Once the excitement has worn off after a few weeks of heavy stove use, you start looking to make life a little easier. It’s a bit like having a puppy – you love having one around but you realise you have to take care of it to stop it running amok and biting your neighbour.
Stoves are easy to use but there are tools on the market to speed up the processes involved with running a stove.
The first thing to do is to get your hands on a decent, robust companion set. Complete with an array of pokers, shovels, brushes and tongs, companion sets are often stored neatly near the stove in a stylish and handy stand. Companion sets provide you with the tools needed whilst the stove in in operation and come in plenty of styles to suit your room.
A log carrier is log transportation for the thinking man. Bringing logs in from the outside can become a bit of a chore. Naturally you want to make as few trips outside as possible, so without a log carrier you face a precarious game of log-Jenga in your arms. Stack ‘em high and watch ‘em tumble. Plus logs from outside have a tendency to cover your arms and hands with sawdust, dirt and splinters. So, a log carrier side steps this whole rigmarole and makes life far more comfortable.
After a few burns in your stove there’s a good chance you’ve got some ash to clean out. Yet between you and the bin (or garden) lies a treacherous obstacle course of carpets, sofas and soft furnishings. You could be brave; lay a newspaper over the ashpan, gauge the indoor wind direction and speed and desperately try to avoid tipping ash on the floor. Or, for those of us who just want an easy life, buy an ash caddy. Tip the ash into the caddy from the pan and shut the lid, trapping the dust and debris. Easy-peasy.
Whilst we’re on the subject of ash, it is worth getting yourself an ash vacuum cleaner.

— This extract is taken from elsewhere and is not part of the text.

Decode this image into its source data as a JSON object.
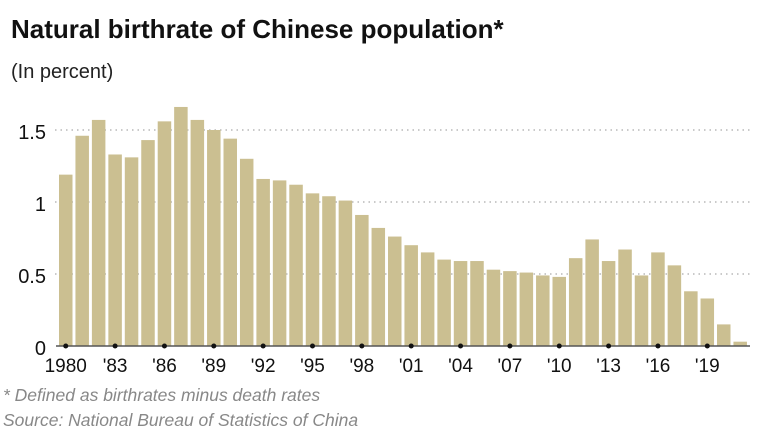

Your ordinary domestic vacuum cleaner isn’t cut out for clearing out excessive amounts of ash and if you continue to use it for this purpose, it will stop working. A dedicated ash-vac, as it’s known by those in-the-know, is a bag-less vacuum that can also pick up sawdust and sand. Obviously, wait for the ash to cool before you start cleaning.
Bulk buy your fuel. Again, you don’t want to run out at a critical moment, but you also want to save money. Buying logs from a petrol forecourt, in small bags, will result in you paying extortionate prices for not a lot of fuel. Instead buy large crates of kiln dried wood and store it correctly. The sooner you realise this the sooner you start saving money.
Stock up on maintenance supplies. You know how it will go: a huge snow storm will be forecast to reach you by nightfall, with chances of extended blackouts and freezing temperatures. The defiant thought will pop into your head: ‘do your worst, snow, I will stay warm and cosy with my stove.’ And then, as you go to light said stove, you will notice the stove rope, which seals the stove when the door is shut, has failed. As a result, you will suffer the storm in a fashion akin to Jack Nicholson in The Shining. Be prepared people, buy spare parts to make quick fixes easily.